When my children came of age, I was glad to see them express an interest and join the local Little League. Because of this, I got involved with the local program and served it for ten years in a variety of capacities: as coach for both boys baseball and girls softball, as umpire, and as a member of the board of directors. I got involved because I saw it as a rare opportunity to be actively involved in the lives of my children, especially in something we all enjoyed.
As coach, I had modest success. Unlike a lot of my contemporaries, I never suffered under the illusion that we played in a World Series every weekend or that any of my kids would someday reach the Hall of Fame. Instead, I taught teamwork, the fundamentals of the game, and hopefully an appreciation for it. Frankly, we had a blast. I never made my kids run laps after a defeat, and we often had ice cream after a victory. But my signature as a manager was to line the kids up before the game and give the pledge of allegiance to the flag. Since baseball is truly America's game, I thought this was important. Interestingly, there were a lot of coaches who thought this was plain silly and refused to join us in the pledge of allegiance. I thought this was particularly strange.

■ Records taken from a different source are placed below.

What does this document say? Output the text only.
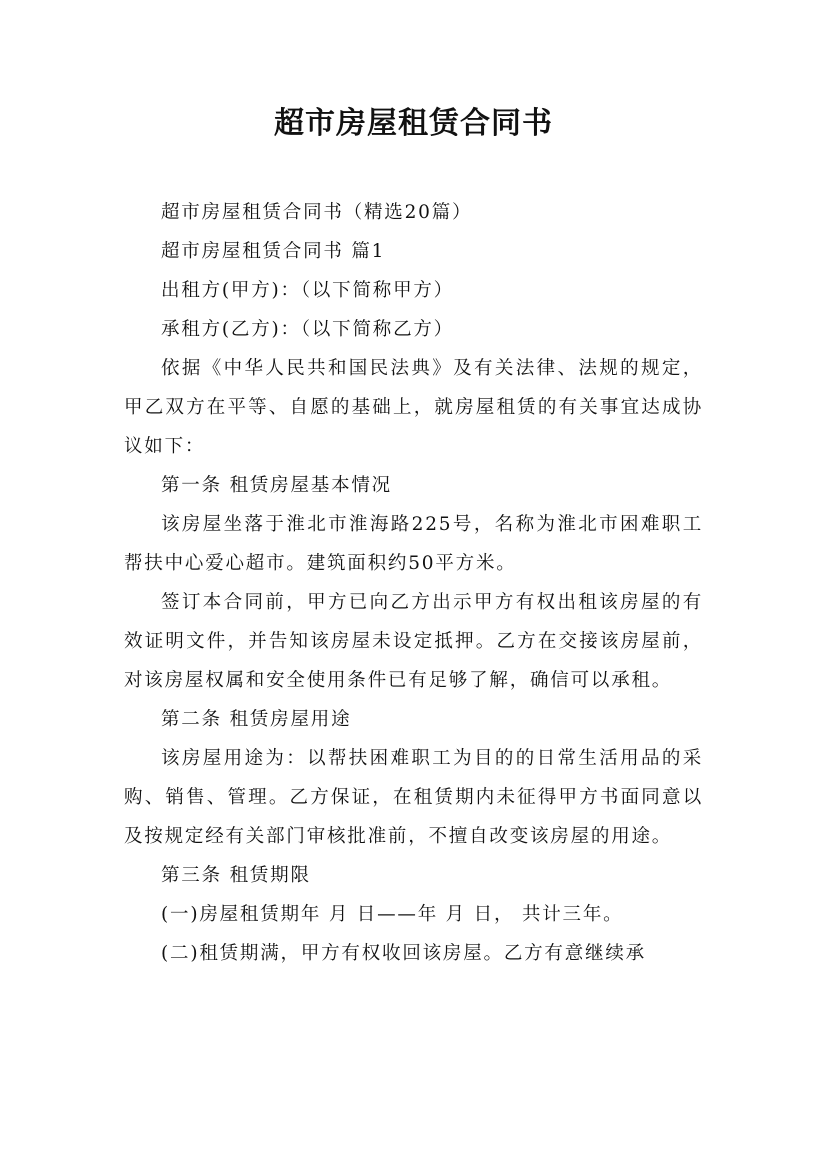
超市房屋租赁合同书

超市房屋租赁合同书（精选20篇）

超市房屋租赁合同书 篇1

出租方(甲方)：（以下简称甲方）

承租方(乙方)：（以下简称乙方）

依据《中华人民共和国民法典》及有关法律、法规的规定，甲乙双方在平等、自愿的基础上，就房屋租赁的有关事宜达成协议如下：

第一条 租赁房屋基本情况

该房屋坐落于淮北市淮海路225号，名称为淮北市困难职工帮扶中心爱心超市。建筑面积约50平方米。

签订本合同前，甲方已向乙方出示甲方有权出租该房屋的有效证明文件，并告知该房屋未设定抵押。乙方在交接该房屋前，对该房屋权属和安全使用条件已有足够了解，确信可以承租。

第二条 租赁房屋用途

该房屋用途为：以帮扶困难职工为目的的日常生活用品的采购、销售、管理。乙方保证，在租赁期内未征得甲方书面同意以及按规定经有关部门审核批准前，不擅自改变该房屋的用途。

第三条 租赁期限

(一)房屋租赁期年 月 日——年 月 日， 共计三年。

(二)租赁期满，甲方有权收回该房屋。乙方有意继续承
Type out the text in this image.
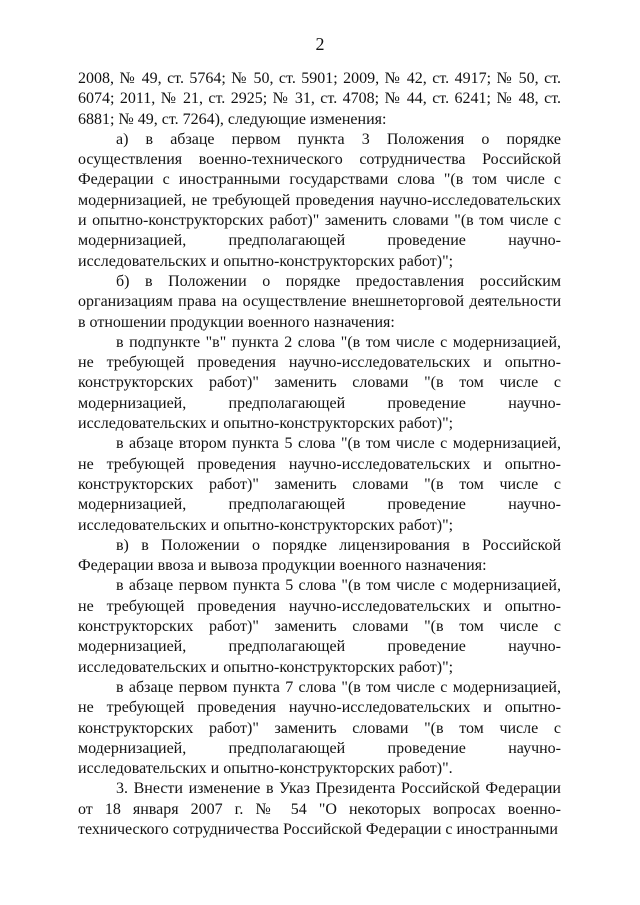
2
2008, № 49, ст. 5764; № 50, ст. 5901; 2009, № 42, ст. 4917; № 50, ст. 6074; 2011, № 21, ст. 2925; № 31, ст. 4708; № 44, ст. 6241; № 48, ст. 6881; № 49, ст. 7264), следующие изменения:
а) в абзаце первом пункта 3 Положения о порядке осуществления военно-технического сотрудничества Российской Федерации с иностранными государствами слова "(в том числе с модернизацией, не требующей проведения научно-исследовательских и опытно-конструкторских работ)" заменить словами "(в том числе с модернизацией, предполагающей проведение научно-исследовательских и опытно-конструкторских работ)";
б) в Положении о порядке предоставления российским организациям права на осуществление внешнеторговой деятельности в отношении продукции военного назначения:
в подпункте "в" пункта 2 слова "(в том числе с модернизацией, не требующей проведения научно-исследовательских и опытно-конструкторских работ)" заменить словами "(в том числе с модернизацией, предполагающей проведение научно-исследовательских и опытно-конструкторских работ)";
в абзаце втором пункта 5 слова "(в том числе с модернизацией, не требующей проведения научно-исследовательских и опытно-конструкторских работ)" заменить словами "(в том числе с модернизацией, предполагающей проведение научно-исследовательских и опытно-конструкторских работ)";
в) в Положении о порядке лицензирования в Российской Федерации ввоза и вывоза продукции военного назначения:
в абзаце первом пункта 5 слова "(в том числе с модернизацией, не требующей проведения научно-исследовательских и опытно-конструкторских работ)" заменить словами "(в том числе с модернизацией, предполагающей проведение научно-исследовательских и опытно-конструкторских работ)";
в абзаце первом пункта 7 слова "(в том числе с модернизацией, не требующей проведения научно-исследовательских и опытно-конструкторских работ)" заменить словами "(в том числе с модернизацией, предполагающей проведение научно-исследовательских и опытно-конструкторских работ)".
3. Внести изменение в Указ Президента Российской Федерации от 18 января 2007 г. № 54 "О некоторых вопросах военно-технического сотрудничества Российской Федерации с иностранными
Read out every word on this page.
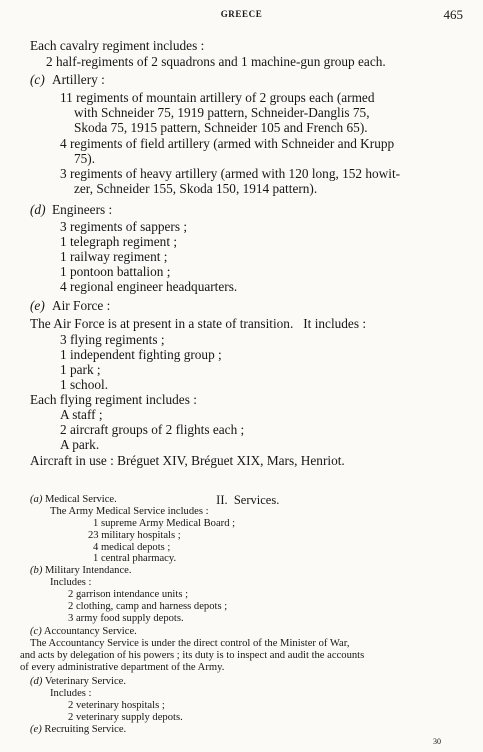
GREECE	465
Each cavalry regiment includes :
2 half-regiments of 2 squadrons and 1 machine-gun group each.
(c) Artillery :
11 regiments of mountain artillery of 2 groups each (armed
with Schneider 75, 1919 pattern, Schneider-Danglis 75,
Skoda 75, 1915 pattern, Schneider 105 and French 65).
4 regiments of field artillery (armed with Schneider and Krupp
75).
3 regiments of heavy artillery (armed with 120 long, 152 howit-
zer, Schneider 155, Skoda 150, 1914 pattern).
(d) Engineers :
3 regiments of sappers ;
1 telegraph regiment ;
1 railway regiment ;
1 pontoon battalion ;
4 regional engineer headquarters.
(e) Air Force :
The Air Force is at present in a state of transition.   It includes :
3 flying regiments ;
1 independent fighting group ;
1 park ;
1 school.
Each flying regiment includes :
A staff ;
2 aircraft groups of 2 flights each ;
A park.
Aircraft in use : Bréguet XIV, Bréguet XIX, Mars, Henriot.

II.  Services.

(a) Medical Service.
The Army Medical Service includes :
1 supreme Army Medical Board ;
23 military hospitals ;
4 medical depots ;
1 central pharmacy.
(b) Military Intendance.
Includes :
2 garrison intendance units ;
2 clothing, camp and harness depots ;
3 army food supply depots.
(c) Accountancy Service.
The Accountancy Service is under the direct control of the Minister of War,
and acts by delegation of his powers ; its duty is to inspect and audit the accounts
of every administrative department of the Army.
(d) Veterinary Service.
Includes :
2 veterinary hospitals ;
2 veterinary supply depots.
(e) Recruiting Service.
30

The one thing I objected to as a coach was how parents tended to treat us as baby-sitters. They weren't so much interested in whether their child learned anything, as much as they saw this as an opportunity to occupy the kid's time. This never did set well with me.
As an umpire, I learned the importance of managing the game, being fair, and good sportsmanship. I only had one instance where I had to eject a manager for being a loudmouth. I guess I did such a good job at this that nobody dared challenge me thereafter. The lessons I learned as umpire followed me into my professional career, as well as my participation in other nonprofit organizations.
As a member of the Board of Directors, I produced the club's first web page, cleaned up the governing docs, and straightened out their finances. When I started on the finances, I was given nothing more than a shoe box with receipts and nothing else. This made me suspicious of how finances were being handled prior to my term.
More than anything, what I learned from my Little League experience was that it is run by well meaning people with some time on their hands, but haven't got a clue as to how to run a business. Little League is essentially no different than any other nonprofit organization in this regards, complete with politics, a lack or organization, and some power hungry fool trying to run everything. The scope of an organization like Little League is such that it is virtually impossible to try to micromanage everything, but that doesn't stop people from trying to do so. Consequently, they do nothing but alienate the volunteers and discourage people from participating. Instead, they should be empowering people and hold them responsible for their actions. As I like to say, you should "manage more, and supervise less."
Little League is nothing more than a forum for kids to get some organized physical activity, learn some fundamental lessons about teamwork and sportsmanship, and an appreciation for the game. Nothing more, nothing less. Yet there are those parents who go beyond this and teach cutthroat tactics and to win at all costs; If this includes cheating, so be it. Actually, its a shame parents have to get involved with something like Little League; the kids would probably have a better time without them.